Part of the reason this film is so affecting is because of the performances. Christie Burke SELLS every scene she’s in and adds quite a bit of nuance to the character; Mary is a fully realized, multi-dimensional character that quickly demands the audience’s investment, empathy, and even when we’re not sure if she’s earned it, our trust. Jesse Moss and Rebecca Olsen lend the same qualities to their characters as they grapple between Mary’s descent into madness(?) and their own concerns about the safety of their children. But Burke’s character drives the horror by changing in some truly terrifying ways, from taking on the aesthetic of a fifties housewife to calm her troubled husband before screaming at her baby to quietly spacing out and finding she’s missed hours of her life. On that note, this film is selective with what it doesn’t show us, cutting to black at inopportune times and only later revealing what transpired while we, the audience, were out of commission. That’s the secret of this film in a nutshell, depicting Burke’s spiral into madness so well and drawing us so deeply into her perspective that we feel we’re losing our minds along with her.

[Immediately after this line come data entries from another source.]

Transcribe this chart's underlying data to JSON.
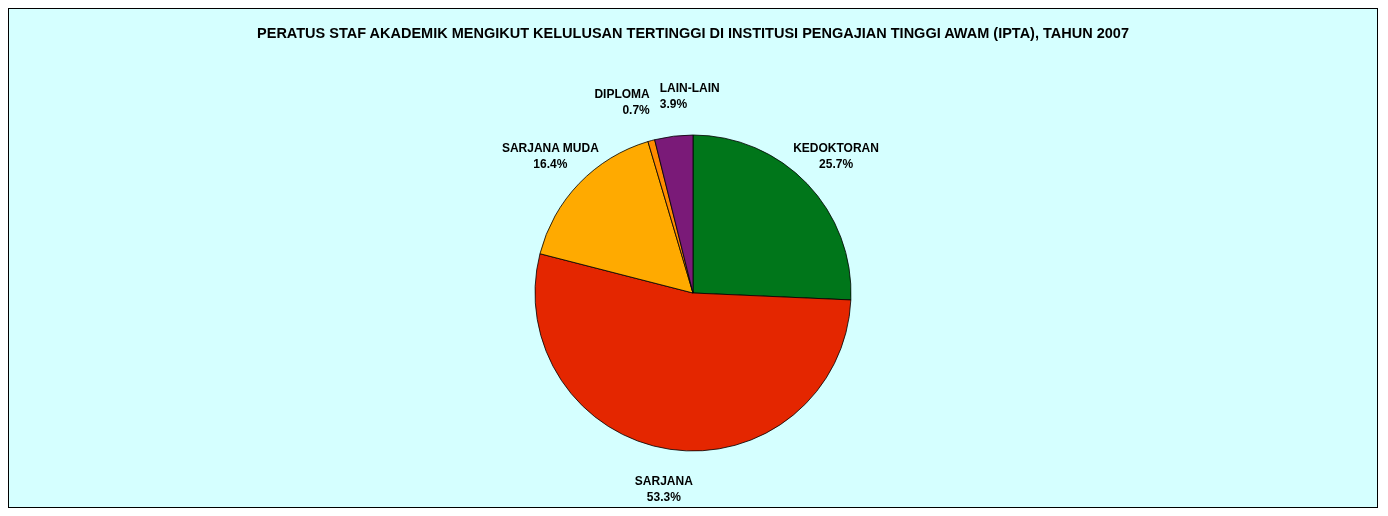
{
  "chart_data": {
    "type": "pie",
    "title": "PERATUS STAF AKADEMIK MENGIKUT KELULUSAN TERTINGGI DI INSTITUSI PENGAJIAN TINGGI AWAM (IPTA), TAHUN 2007",
    "categories": [
      "KEDOKTORAN",
      "SARJANA",
      "SARJANA MUDA",
      "DIPLOMA",
      "LAIN-LAIN"
    ],
    "values": [
      25.7,
      53.3,
      16.4,
      0.7,
      3.9
    ],
    "colors": [
      "#00761a",
      "#e42600",
      "#ffaa00",
      "#ff8a00",
      "#7a1a78"
    ],
    "value_labels": [
      "25.7%",
      "53.3%",
      "16.4%",
      "0.7%",
      "3.9%"
    ]
  }
}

But where this film really exceeds so many of its counterparts is it’s ending. To reiterate what I said earlier, this movie does ambiguity right on every account. You will not get a solid answer by the end of this film as to whether Lamashtu is real or not. You will not know if Adam is truly safe or if Mary is truly crazy. This film is an underrated gold standard of psychological thrillers, and I’m giving it a 9 out of 10.
Brandon Christensen’s new film comes out on Shudder on May 7th, which is actually part of the reason I gave STILL/BORN a chance. As you can see, I wasn’t disappointed.
Give this a watch before it hits. If STILL/BORN is any indication, Christensen is one to watch.